Dr. Heloisa Candello is a Senior Research Scientist at the Responsible Tech group at IBM Research – Brazil, where she works with a team of talented researchers, software engineers and designers on innovative AI solutions. She has been with IBM for over 10 years, applying her expertise in user research and user experience design to create engaging and ethical AI interactive systems, especially conversational interfaces.

With a PhD in Human-Computer Interaction, Dr. Candello is passionate about exploring the design issues and opportunities involved in human-AI collaboration. She has published multiple papers in prestigious conferences and journals and received an honorable mention award at CHI 2019. Heloisa is currently serving as ACM Distinguished Speaker of ACM Distinguished Speaker Program, and an active volunteer and contributor to the ACM SIGCHI community, where she served as a member of the Volunteer Development Committee for two years and now is a co-chair of the LATAM committee, and CUI Steering committee.

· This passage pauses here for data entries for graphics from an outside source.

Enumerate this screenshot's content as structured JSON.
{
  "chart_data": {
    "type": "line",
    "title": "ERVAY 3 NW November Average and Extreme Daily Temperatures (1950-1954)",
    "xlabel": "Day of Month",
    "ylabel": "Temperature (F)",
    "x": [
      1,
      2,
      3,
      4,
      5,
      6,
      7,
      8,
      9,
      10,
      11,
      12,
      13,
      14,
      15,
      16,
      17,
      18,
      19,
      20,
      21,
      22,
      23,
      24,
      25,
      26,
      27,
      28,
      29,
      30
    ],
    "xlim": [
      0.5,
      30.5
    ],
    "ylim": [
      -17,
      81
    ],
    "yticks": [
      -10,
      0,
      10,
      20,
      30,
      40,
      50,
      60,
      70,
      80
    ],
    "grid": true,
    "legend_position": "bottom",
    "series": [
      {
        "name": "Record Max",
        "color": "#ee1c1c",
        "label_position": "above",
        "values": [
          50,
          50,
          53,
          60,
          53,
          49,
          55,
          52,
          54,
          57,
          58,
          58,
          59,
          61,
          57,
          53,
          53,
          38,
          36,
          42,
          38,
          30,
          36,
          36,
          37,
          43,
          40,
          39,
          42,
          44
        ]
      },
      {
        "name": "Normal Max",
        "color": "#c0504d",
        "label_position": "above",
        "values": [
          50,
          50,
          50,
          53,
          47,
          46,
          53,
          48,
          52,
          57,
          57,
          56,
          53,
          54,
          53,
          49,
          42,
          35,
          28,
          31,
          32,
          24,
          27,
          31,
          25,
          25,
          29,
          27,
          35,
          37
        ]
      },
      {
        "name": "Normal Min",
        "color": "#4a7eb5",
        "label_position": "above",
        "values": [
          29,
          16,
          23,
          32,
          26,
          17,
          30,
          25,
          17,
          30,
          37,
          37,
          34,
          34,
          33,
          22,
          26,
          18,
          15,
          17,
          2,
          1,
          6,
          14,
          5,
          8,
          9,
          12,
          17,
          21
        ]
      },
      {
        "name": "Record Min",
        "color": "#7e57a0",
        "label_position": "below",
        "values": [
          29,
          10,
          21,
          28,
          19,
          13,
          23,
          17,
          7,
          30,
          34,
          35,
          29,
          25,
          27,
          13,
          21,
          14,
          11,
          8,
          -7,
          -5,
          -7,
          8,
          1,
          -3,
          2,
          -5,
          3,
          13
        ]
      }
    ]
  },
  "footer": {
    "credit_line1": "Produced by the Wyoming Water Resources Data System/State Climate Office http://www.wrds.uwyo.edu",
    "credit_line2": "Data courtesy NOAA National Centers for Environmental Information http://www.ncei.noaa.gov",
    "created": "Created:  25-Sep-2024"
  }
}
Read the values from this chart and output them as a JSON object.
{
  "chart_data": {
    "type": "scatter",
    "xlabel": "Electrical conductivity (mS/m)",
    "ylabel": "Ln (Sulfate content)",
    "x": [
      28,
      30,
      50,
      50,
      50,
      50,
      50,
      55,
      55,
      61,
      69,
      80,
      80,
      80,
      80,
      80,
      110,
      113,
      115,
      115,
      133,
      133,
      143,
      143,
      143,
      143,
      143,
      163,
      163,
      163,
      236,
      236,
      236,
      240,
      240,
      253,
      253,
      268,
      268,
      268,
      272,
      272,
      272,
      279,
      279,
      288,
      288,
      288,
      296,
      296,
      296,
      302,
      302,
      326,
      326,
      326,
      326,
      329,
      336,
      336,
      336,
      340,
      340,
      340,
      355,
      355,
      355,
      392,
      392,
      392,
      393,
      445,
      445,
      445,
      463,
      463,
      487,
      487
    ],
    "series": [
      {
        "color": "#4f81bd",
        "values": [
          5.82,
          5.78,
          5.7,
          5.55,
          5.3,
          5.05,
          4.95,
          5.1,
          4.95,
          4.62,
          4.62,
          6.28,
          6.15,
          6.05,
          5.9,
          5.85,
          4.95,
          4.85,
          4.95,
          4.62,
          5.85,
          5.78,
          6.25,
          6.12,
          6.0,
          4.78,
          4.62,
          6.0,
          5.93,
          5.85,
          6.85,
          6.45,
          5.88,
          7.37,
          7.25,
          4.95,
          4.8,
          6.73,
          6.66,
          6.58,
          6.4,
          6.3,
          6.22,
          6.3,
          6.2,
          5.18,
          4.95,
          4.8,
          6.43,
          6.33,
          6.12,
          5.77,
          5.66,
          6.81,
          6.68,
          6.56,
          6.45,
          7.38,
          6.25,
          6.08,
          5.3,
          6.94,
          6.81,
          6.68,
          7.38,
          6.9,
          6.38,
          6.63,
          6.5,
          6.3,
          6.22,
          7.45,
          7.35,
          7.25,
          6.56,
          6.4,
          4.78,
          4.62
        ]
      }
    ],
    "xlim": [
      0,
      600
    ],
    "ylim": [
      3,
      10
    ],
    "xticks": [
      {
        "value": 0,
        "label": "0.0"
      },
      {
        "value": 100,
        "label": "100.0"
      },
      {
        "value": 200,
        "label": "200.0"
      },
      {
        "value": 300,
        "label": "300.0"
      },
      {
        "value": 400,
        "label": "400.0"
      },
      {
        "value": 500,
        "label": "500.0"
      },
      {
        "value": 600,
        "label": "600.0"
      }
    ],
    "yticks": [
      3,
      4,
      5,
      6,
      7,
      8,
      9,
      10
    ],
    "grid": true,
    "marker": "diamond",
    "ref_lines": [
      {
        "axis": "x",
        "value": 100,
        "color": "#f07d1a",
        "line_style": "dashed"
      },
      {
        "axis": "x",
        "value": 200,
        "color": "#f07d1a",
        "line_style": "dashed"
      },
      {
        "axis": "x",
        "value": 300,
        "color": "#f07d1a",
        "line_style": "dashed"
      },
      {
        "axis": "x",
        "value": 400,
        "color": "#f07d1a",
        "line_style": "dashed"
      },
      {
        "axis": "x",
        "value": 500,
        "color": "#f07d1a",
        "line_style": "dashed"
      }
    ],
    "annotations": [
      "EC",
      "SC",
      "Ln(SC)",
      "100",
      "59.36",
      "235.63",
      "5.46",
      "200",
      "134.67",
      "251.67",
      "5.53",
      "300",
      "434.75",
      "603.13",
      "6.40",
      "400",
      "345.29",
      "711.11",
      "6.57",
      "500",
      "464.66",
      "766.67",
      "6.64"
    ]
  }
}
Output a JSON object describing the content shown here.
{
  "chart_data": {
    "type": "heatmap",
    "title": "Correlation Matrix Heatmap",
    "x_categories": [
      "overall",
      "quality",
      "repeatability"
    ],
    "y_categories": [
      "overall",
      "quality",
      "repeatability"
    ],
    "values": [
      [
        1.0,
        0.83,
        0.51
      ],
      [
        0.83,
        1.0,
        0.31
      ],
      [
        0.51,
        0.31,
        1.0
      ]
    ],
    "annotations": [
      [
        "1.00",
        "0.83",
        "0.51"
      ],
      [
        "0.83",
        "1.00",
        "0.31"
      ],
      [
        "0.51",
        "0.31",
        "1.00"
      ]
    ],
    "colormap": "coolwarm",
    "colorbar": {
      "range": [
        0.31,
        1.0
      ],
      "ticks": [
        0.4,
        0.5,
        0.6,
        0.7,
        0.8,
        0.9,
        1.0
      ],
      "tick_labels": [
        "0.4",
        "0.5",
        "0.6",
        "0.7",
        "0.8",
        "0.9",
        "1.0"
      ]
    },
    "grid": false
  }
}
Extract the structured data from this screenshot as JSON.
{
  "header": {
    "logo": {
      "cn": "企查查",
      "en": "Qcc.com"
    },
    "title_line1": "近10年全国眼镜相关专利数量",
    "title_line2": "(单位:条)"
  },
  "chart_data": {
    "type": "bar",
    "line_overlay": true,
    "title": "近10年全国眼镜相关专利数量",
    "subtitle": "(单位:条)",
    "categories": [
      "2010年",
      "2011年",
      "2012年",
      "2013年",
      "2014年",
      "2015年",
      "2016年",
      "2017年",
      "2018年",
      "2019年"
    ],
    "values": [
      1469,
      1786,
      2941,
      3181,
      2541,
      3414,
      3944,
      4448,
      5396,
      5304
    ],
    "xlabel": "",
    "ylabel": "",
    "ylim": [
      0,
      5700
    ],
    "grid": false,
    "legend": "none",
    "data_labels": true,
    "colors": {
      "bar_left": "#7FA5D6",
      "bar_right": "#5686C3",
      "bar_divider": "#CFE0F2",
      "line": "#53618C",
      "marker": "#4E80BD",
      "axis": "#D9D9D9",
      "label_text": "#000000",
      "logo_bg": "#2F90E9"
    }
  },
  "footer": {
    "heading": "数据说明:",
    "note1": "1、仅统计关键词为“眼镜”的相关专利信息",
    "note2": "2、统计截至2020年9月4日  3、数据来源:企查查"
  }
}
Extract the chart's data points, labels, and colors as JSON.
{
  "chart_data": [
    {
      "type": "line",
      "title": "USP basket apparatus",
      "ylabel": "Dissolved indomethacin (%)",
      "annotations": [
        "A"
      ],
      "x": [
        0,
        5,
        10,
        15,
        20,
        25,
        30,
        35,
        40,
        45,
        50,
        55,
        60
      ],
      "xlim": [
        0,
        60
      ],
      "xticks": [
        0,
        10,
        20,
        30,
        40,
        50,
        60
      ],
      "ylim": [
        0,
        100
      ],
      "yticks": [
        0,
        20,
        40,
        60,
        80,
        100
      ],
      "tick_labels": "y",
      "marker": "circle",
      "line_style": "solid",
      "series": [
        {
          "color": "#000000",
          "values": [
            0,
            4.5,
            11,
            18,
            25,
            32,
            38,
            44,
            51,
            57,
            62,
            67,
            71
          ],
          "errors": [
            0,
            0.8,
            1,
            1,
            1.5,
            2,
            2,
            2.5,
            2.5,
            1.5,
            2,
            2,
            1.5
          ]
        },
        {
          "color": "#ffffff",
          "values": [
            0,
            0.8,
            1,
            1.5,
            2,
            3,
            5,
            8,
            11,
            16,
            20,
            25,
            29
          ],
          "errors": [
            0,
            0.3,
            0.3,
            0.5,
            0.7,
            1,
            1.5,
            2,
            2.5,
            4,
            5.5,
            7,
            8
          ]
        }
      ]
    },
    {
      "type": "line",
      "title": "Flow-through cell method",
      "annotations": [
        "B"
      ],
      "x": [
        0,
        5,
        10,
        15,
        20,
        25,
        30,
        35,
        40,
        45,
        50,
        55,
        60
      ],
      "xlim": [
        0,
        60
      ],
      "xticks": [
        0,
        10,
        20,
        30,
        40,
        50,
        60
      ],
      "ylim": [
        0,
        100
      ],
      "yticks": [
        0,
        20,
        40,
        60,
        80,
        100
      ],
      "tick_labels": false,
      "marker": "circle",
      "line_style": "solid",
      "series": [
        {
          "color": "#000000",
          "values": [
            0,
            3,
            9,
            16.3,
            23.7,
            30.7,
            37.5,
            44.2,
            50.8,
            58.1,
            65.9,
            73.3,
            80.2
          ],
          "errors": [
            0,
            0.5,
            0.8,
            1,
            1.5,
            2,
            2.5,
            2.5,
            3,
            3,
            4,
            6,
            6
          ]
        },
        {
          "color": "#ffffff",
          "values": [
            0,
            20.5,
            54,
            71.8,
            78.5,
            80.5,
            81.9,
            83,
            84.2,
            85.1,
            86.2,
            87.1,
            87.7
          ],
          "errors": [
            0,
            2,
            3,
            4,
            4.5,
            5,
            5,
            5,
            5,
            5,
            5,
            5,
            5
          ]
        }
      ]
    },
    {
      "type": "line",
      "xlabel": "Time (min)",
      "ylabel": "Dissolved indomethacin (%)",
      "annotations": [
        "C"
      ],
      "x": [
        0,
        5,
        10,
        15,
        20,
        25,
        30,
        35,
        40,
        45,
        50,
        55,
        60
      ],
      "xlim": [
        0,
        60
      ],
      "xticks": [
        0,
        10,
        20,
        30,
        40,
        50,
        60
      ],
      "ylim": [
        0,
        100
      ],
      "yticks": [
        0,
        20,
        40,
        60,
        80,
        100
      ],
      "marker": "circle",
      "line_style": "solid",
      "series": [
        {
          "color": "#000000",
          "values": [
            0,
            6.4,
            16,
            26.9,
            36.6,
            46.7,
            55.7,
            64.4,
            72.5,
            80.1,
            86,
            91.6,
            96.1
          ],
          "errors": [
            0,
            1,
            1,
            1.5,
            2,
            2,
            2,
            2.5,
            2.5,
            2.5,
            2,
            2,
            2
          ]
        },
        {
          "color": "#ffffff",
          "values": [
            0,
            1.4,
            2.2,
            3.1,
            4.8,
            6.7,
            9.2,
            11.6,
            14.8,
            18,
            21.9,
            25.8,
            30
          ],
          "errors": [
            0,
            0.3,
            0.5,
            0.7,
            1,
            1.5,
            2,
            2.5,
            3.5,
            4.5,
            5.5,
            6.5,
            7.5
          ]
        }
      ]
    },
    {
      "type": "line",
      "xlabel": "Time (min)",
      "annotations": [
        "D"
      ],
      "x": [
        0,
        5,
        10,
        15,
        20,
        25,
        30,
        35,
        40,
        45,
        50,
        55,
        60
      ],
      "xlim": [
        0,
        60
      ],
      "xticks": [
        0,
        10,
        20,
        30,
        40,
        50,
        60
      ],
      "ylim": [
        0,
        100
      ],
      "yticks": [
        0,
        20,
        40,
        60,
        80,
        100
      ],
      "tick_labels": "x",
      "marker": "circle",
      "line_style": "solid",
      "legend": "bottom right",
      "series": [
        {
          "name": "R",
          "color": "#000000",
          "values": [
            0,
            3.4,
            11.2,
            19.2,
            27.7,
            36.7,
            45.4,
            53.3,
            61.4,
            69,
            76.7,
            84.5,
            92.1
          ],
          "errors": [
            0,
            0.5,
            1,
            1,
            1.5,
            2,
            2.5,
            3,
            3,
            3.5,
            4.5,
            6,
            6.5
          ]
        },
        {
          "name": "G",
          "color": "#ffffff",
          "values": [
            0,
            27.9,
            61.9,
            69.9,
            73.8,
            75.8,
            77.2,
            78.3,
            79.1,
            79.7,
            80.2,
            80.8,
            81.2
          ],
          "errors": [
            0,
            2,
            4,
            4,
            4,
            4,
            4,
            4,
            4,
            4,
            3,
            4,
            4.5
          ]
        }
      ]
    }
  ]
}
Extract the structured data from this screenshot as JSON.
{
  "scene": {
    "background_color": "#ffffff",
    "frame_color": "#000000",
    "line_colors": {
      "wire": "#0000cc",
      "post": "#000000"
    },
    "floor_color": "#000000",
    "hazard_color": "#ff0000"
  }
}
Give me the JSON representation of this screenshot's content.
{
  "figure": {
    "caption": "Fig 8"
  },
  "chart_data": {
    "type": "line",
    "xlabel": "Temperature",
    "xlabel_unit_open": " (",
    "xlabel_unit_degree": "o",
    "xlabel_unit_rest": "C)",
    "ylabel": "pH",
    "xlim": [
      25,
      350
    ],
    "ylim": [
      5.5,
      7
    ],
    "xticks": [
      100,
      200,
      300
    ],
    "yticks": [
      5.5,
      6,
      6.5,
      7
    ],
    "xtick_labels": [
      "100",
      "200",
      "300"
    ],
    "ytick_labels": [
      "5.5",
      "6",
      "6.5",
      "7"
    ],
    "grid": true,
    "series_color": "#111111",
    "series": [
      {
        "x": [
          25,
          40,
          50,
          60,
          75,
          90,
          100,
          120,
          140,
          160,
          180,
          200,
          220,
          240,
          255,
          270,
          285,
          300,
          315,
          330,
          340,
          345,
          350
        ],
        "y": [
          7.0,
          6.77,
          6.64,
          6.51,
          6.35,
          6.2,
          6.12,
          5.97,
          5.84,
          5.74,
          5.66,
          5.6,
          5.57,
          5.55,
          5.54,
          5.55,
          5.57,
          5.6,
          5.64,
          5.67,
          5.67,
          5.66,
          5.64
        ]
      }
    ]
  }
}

Her goal is to advance the field of HCI and AI, and to empower people with the support of responsible AI technologies.

Jonathan Gratch: The Social Function of Machine Emotional Expressions

In this talk I will discuss the use of synthetic expressions for shaping human-agent interactions.

Jonathan Gratch is a Research Full Professor of Computer Science and Psychology at the University of Southern California (USC) and Director for Virtual Human Research at USC’s Institute for Creative Technologies. He completed his Ph.D. in Computer Science at the University of Illinois in Urbana-Champaign in 1995. Dr. Gratch’s research focuses on computational models of human cognitive and social processes, especially emotion, and explores these models’ potential to advance psychological theory and shape human-machine interaction. He is the founding Editor-in-Chief (retired) of IEEE’s Transactions on Affective Computing, Associate Editor for Affective Science, Emotion Review, and former President of the Association for the Advancement of Affective Computing (AAAC). He is a Fellow of AAAI, AAAC, and the Cognitive Science Society.